If a player is 80/20 through 16 hands, how likely is it that he could actually be a 15/13 player? How do we calculate this?
I think to get this accurately is pretty difficult, simplifying this a lot into If a player is 80 vpip through 16 hands, how likely is it that he could actually be a 15vpip player?
This is a lot easier and may lead the way to a better or more complete solution. This, as sthief09 says, is likely to be a simple binomial distribution problem. We know that the player opens 15% so for each trial (ie, a hand) the chance of opening is 0.15, so the chance of scoring 13 (12.8 is 80%) out of 16 is given by : nCk p^n(1-p)n-k
This is really unlikely to happen, the probability is 6.69316*10^-9, or about 1 in 150 mllion.
(This assumes the player is robotically opening 15%, ie, never tilts into being a maniac, or varies in any real way - not like real life)
We can do the same for pfr, scoring 3 out of 16 when we have a probability of 13% for each trial, this is quite likely and is a 20% chance.
edit: this 20% figure is for scoring exactly 3, the result for 3 or more is about 35%, the value for the vpip above is so small it doesn't much matter is you ask for 13 or greater as it's still 1 in 100 mill or so.
In this case I think using the binomial model is fine but this is simplified, we aren't using the extra information of the pfr for the vpip case. The pfr has a fairly complicated relationship to vpip but will have some bearing on the chance of seeing 80% for vpip, and also the vpip will have an influence on the pfr result. I am not sure how to tie these things together in a good manner, I think this is far too complicated to get an algorithmic answer.

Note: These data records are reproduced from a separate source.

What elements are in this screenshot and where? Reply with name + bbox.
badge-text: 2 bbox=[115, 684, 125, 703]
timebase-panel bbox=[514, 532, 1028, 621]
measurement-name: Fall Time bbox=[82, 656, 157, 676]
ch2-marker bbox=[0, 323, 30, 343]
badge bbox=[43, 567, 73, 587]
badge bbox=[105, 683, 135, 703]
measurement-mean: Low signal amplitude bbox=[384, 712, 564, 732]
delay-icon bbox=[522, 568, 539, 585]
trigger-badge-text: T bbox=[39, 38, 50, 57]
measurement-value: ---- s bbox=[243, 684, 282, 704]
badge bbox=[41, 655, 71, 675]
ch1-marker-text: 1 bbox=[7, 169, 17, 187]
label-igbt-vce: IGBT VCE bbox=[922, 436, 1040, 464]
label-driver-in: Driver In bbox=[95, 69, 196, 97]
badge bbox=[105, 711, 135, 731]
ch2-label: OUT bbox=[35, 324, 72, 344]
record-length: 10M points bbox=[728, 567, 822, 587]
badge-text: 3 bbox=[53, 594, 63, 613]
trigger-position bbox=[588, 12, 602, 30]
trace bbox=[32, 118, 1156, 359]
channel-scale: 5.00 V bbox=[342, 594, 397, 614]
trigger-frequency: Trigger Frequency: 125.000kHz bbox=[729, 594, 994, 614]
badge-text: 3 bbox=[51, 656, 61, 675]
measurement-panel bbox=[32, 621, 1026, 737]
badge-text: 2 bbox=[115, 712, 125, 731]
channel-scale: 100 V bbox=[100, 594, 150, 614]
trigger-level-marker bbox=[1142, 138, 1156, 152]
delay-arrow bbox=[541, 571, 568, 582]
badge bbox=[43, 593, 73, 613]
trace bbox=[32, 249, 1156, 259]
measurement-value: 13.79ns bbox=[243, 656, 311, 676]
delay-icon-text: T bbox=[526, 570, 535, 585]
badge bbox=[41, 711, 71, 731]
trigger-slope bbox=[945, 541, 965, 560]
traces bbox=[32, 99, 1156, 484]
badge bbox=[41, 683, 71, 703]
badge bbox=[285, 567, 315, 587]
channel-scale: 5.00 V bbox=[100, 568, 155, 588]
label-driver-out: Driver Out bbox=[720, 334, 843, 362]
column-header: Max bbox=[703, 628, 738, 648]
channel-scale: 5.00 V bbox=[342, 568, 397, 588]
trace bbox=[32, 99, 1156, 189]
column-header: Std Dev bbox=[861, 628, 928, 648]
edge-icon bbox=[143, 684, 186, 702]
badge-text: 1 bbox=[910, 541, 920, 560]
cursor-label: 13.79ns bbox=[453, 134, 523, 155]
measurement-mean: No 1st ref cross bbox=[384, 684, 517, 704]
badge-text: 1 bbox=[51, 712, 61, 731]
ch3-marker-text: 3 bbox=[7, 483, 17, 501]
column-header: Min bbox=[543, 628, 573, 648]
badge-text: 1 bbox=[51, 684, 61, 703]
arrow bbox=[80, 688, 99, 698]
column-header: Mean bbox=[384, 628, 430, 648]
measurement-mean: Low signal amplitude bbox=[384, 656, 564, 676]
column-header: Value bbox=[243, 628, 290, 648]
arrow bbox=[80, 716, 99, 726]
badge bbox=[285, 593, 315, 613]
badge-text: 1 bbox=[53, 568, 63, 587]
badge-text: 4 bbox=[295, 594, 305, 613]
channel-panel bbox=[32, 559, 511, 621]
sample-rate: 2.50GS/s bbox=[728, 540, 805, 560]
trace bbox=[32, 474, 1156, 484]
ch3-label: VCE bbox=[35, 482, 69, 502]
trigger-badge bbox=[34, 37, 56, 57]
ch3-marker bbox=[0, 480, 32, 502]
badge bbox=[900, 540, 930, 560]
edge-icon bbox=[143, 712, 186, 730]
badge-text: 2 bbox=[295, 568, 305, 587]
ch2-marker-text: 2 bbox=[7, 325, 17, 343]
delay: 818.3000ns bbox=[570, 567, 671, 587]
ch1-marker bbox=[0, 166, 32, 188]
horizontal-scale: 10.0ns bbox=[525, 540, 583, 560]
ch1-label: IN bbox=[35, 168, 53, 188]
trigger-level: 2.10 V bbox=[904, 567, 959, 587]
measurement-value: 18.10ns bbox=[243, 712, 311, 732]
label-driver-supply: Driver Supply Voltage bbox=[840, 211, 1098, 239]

I'm not looking for a specific formula, but more of a general framework for understanding how we can trust PFR as a stat at (for example) 500 hands, but can't trust 3-bet % until 1500 hands, etc.
The above answer is really not much use as in that case we somehow knew the player was actually 15/13.

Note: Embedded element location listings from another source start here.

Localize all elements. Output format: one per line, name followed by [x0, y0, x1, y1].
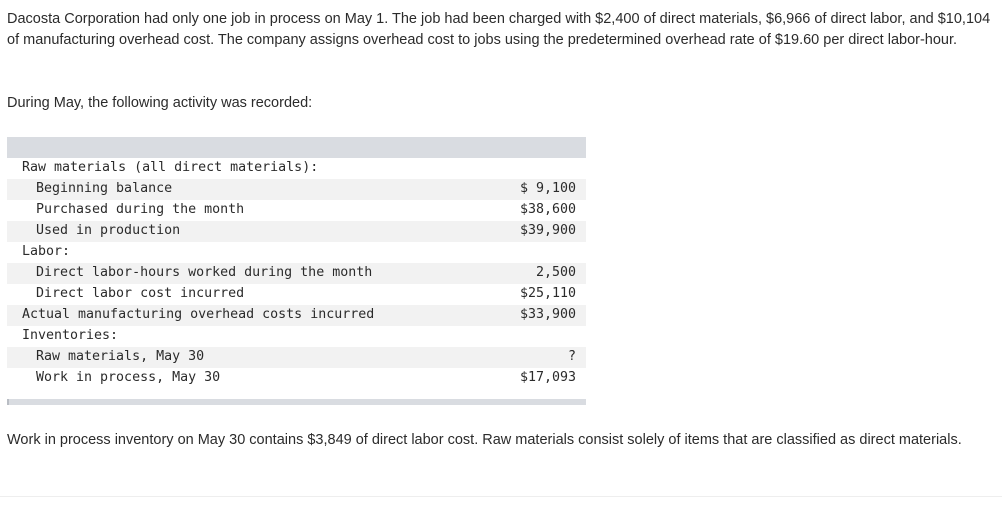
table-row: Actual manufacturing overhead costs incu… — [7, 305, 586, 326]
table-header-bar — [7, 137, 586, 158]
bottom-divider — [0, 496, 1002, 497]
row-label: Work in process, May 30 — [36, 370, 221, 385]
row-label: Purchased during the month — [36, 202, 245, 217]
row-value: $17,093 — [519, 370, 576, 385]
table-row: Direct labor-hours worked during the mon… — [7, 263, 586, 284]
activity-lead-text: During May, the following activity was r… — [7, 95, 313, 111]
row-value: $39,900 — [519, 223, 576, 238]
row-value: 2,500 — [535, 265, 576, 280]
table-row: Raw materials, May 30 ? — [7, 347, 586, 368]
row-label: Beginning balance — [36, 181, 173, 196]
row-label: Raw materials (all direct materials): — [22, 160, 319, 175]
table-row: Inventories: — [7, 326, 586, 347]
row-value: $33,900 — [519, 307, 576, 322]
row-label: Labor: — [22, 244, 71, 259]
row-label: Direct labor cost incurred — [36, 286, 245, 301]
row-value: ? — [567, 349, 576, 364]
table-row: Work in process, May 30 $17,093 — [7, 368, 586, 389]
table-row: Purchased during the month $38,600 — [7, 200, 586, 221]
row-label: Actual manufacturing overhead costs incu… — [22, 307, 375, 322]
table-row: Used in production $39,900 — [7, 221, 586, 242]
table-row: Direct labor cost incurred $25,110 — [7, 284, 586, 305]
note-text: Work in process inventory on May 30 cont… — [7, 432, 962, 448]
table-footer-bar — [7, 399, 586, 405]
row-label: Used in production — [36, 223, 181, 238]
row-label: Direct labor-hours worked during the mon… — [36, 265, 373, 280]
row-label: Raw materials, May 30 — [36, 349, 205, 364]
table-row: Raw materials (all direct materials): — [7, 158, 586, 179]
row-value: $38,600 — [519, 202, 576, 217]
table-row: Labor: — [7, 242, 586, 263]
row-label: Inventories: — [22, 328, 119, 343]
table-row: Beginning balance $ 9,100 — [7, 179, 586, 200]
row-value: $25,110 — [519, 286, 576, 301]
row-value: $ 9,100 — [519, 181, 576, 196]
activity-table: Raw materials (all direct materials): Be… — [7, 137, 586, 405]
problem-intro-text: Dacosta Corporation had only one job in … — [7, 11, 991, 48]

A simple way of getting a feel for how much we can trust hud stats of low samples is to use the "Margin Of Error" approach, also suggested by stief09.

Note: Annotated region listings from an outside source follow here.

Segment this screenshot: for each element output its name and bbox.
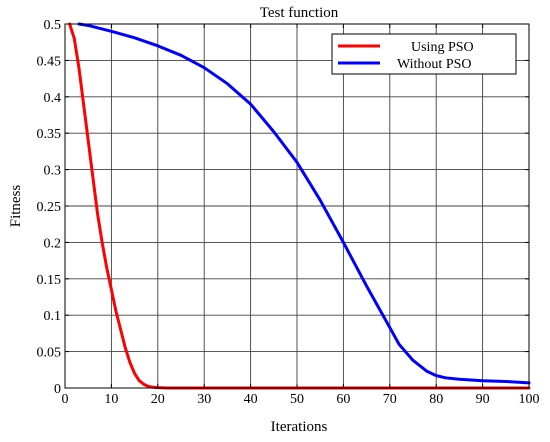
y-tick-label: 0.1 xyxy=(44,309,62,324)
x-tick-label: 40 xyxy=(244,392,258,407)
legend: Using PSO Without PSO xyxy=(331,33,517,75)
x-tick-label: 50 xyxy=(290,392,304,407)
y-tick-label: 0.2 xyxy=(44,236,62,251)
y-tick-label: 0.25 xyxy=(37,200,62,215)
legend-label-using-pso: Using PSO xyxy=(411,40,474,55)
y-axis-label: Fitness xyxy=(8,185,24,228)
x-tick-label: 30 xyxy=(197,392,211,407)
legend-label-without-pso: Without PSO xyxy=(397,57,472,72)
series-line-without-pso xyxy=(77,22,531,385)
y-tick-label: 0.15 xyxy=(37,273,62,288)
ticks: 0 10 20 30 40 50 60 70 80 90 100 0 0.05 0.1 0.15 0.2 0.2… xyxy=(37,18,540,407)
x-tick-label: 10 xyxy=(104,392,118,407)
legend-box xyxy=(331,33,517,75)
chart-title: Test function xyxy=(260,5,339,21)
y-tick-label: 0.05 xyxy=(37,346,62,361)
y-tick-label: 0.3 xyxy=(44,164,62,179)
x-tick-label: 70 xyxy=(383,392,397,407)
x-tick-label: 90 xyxy=(476,392,490,407)
x-tick-label: 20 xyxy=(151,392,165,407)
x-tick-label: 0 xyxy=(62,392,69,407)
y-tick-label: 0.5 xyxy=(44,18,62,33)
grid xyxy=(65,24,529,388)
y-tick-label: 0.35 xyxy=(37,127,62,142)
x-tick-label: 80 xyxy=(429,392,443,407)
y-tick-label: 0 xyxy=(54,382,61,397)
x-tick-label: 100 xyxy=(519,392,540,407)
x-axis-label: Iterations xyxy=(271,419,328,435)
x-tick-label: 60 xyxy=(336,392,350,407)
y-tick-label: 0.4 xyxy=(44,91,62,106)
y-tick-label: 0.45 xyxy=(37,54,62,69)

I wrote a script to calculate these and for a vpip of 40% you get:
No. Hands in sample: 20, openedHands: 8, sampledVpip: 40.0%, Approx90%CI: +/-18.544%
No. Hands in sample: 40, openedHands: 16, sampledVpip: 40.0%, Approx90%CI: +/-12.944%
No. Hands in sample: 60, openedHands: 24, sampledVpip: 40.0%, Approx90%CI: +/-10.524%
No. Hands in sample: 80, openedHands: 32, sampledVpip: 40.0%, Approx90%CI: +/-9.094%
No. Hands in sample: 100, openedHands: 40, sampledVpip: 40.0%, Approx90%CI: +/-8.124%
No. Hands in sample: 120, openedHands: 48, sampledVpip: 40.0%, Approx90%CI: +/-7.410%
No. Hands in sample: 140, openedHands: 56, sampledVpip: 40.0%, Approx90%CI: +/-6.856%
No. Hands in sample: 160, openedHands: 64, sampledVpip: 40.0%, Approx90%CI: +/-6.410%
No. Hands in sample: 180, openedHands: 72, sampledVpip: 40.0%, Approx90%CI: +/-6.042%
No. Hands in sample: 200, openedHands: 80, sampledVpip: 40.0%, Approx90%CI: +/-5.730%
Each time you get 4x the number of possible events you half the width of the confidence interval.
(Also this approach breaks down if the sample size is too small as you can get a CI that would push the stat into the -ve)
You always get the chance to pfr each hand but at 6 max you are only likely to be able to 3-bet on 20% of hands so this would imply that in a 1500 sample of hands the 3bet CI accuracy is equivalent to having 1500/5 = 300 hands of pfr or vpip.
To get better accuracy I think you can use some Bayesian type analysis on these stats. We know the players stat will come from a distribution (probably Normal) for the player popualtion and we can use this to influence our CI. I think this may be to do with joint distributions or covariance stuff but my knowledge fails around here.
I had also best add my usual disclaimer that I might have calculated wrong and I am just reading up on stats, I am not an expert.